The good news is social anxiety is very treatable and clients might not even need medication indefinitely, if even at all. Hundreds of studies support that the most effective treatment for social anxiety is gradual "exposure therapy", which is a special type of behavior therapy

designed specifically for social anxiety. Exposure therapy is the only treatment proven effective for social anxiety, although other techniques can help with self confidence, social skills, and distorted thoughts. Exposure therapy enables sufferers to very gradually overcome their fears and let go of their avoidant behaviors at a pace with which they feel comfortable, so they are never overwhelmed.

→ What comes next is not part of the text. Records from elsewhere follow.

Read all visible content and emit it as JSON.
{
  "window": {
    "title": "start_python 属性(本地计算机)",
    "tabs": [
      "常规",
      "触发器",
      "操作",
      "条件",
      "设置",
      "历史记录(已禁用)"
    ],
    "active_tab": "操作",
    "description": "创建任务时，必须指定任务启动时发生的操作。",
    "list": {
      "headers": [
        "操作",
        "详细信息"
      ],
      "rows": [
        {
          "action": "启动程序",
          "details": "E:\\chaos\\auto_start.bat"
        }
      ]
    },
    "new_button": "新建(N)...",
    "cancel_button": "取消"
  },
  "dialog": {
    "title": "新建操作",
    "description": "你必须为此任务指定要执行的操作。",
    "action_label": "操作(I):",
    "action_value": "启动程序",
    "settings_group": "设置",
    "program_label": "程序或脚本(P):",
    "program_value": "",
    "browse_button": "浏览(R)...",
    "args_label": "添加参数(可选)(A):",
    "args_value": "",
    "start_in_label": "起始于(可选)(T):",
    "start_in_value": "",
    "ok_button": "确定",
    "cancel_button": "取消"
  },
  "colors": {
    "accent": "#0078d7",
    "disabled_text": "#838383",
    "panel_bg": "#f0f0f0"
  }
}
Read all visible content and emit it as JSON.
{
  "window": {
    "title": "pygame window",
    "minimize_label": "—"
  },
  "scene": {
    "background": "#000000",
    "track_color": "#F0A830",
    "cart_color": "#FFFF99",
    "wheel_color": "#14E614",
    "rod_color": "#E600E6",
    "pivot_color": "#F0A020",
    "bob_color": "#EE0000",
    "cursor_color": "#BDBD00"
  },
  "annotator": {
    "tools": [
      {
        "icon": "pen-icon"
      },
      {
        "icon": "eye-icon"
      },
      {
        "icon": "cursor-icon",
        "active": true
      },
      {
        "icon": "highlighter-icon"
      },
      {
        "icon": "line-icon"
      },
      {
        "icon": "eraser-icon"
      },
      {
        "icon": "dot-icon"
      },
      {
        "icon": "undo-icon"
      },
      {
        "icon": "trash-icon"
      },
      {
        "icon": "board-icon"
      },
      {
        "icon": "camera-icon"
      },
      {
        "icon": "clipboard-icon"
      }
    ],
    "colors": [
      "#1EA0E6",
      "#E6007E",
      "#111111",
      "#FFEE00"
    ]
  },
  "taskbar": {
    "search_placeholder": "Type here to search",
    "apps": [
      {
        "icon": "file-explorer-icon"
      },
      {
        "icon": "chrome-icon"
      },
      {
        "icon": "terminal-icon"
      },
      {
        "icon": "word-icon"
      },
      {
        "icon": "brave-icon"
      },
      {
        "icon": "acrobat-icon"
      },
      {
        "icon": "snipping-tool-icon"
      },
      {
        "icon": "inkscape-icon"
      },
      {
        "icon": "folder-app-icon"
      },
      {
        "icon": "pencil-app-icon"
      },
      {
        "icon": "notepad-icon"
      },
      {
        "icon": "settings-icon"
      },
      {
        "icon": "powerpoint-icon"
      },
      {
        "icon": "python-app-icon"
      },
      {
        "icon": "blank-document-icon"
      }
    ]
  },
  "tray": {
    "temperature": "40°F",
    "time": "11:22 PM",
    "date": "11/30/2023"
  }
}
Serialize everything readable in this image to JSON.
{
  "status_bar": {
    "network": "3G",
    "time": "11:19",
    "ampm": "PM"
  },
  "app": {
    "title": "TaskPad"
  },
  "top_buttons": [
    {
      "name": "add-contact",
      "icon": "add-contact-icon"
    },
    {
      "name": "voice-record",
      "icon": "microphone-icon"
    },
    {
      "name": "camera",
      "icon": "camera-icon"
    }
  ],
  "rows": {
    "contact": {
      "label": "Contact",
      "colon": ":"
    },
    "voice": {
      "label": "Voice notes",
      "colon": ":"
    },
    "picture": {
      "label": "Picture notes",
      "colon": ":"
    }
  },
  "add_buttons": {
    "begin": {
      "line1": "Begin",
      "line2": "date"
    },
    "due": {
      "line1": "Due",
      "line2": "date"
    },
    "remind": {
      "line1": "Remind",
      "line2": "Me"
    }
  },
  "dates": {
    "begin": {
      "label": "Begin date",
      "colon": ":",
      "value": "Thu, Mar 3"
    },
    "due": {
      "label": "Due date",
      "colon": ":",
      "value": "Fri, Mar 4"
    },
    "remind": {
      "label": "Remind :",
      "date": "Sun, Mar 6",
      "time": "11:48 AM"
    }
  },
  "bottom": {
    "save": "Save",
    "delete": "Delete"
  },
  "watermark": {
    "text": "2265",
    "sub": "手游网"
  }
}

Results are achieved in a matter of months not years. 

 

Exposure therapy is more effective than medication, therapy and medication combined, or any other kind of therapy. Medication provides only temporary or partial relief and has side effects or symptoms just come back when you end the medication. Exposure therapy provides permanent relief, essentially eliminating excessive social anxiety forever. Most clients benefit from exposure therapy alone with no medication.

 

In light of many "unexplained" "popular teen" “tragedies”, psychologist Steven Brodsky wants schools this year to cast a wider glance over the entire classroom and not settle for appearances. The bottom line is social phobia is extremely treatable, but only if its identified.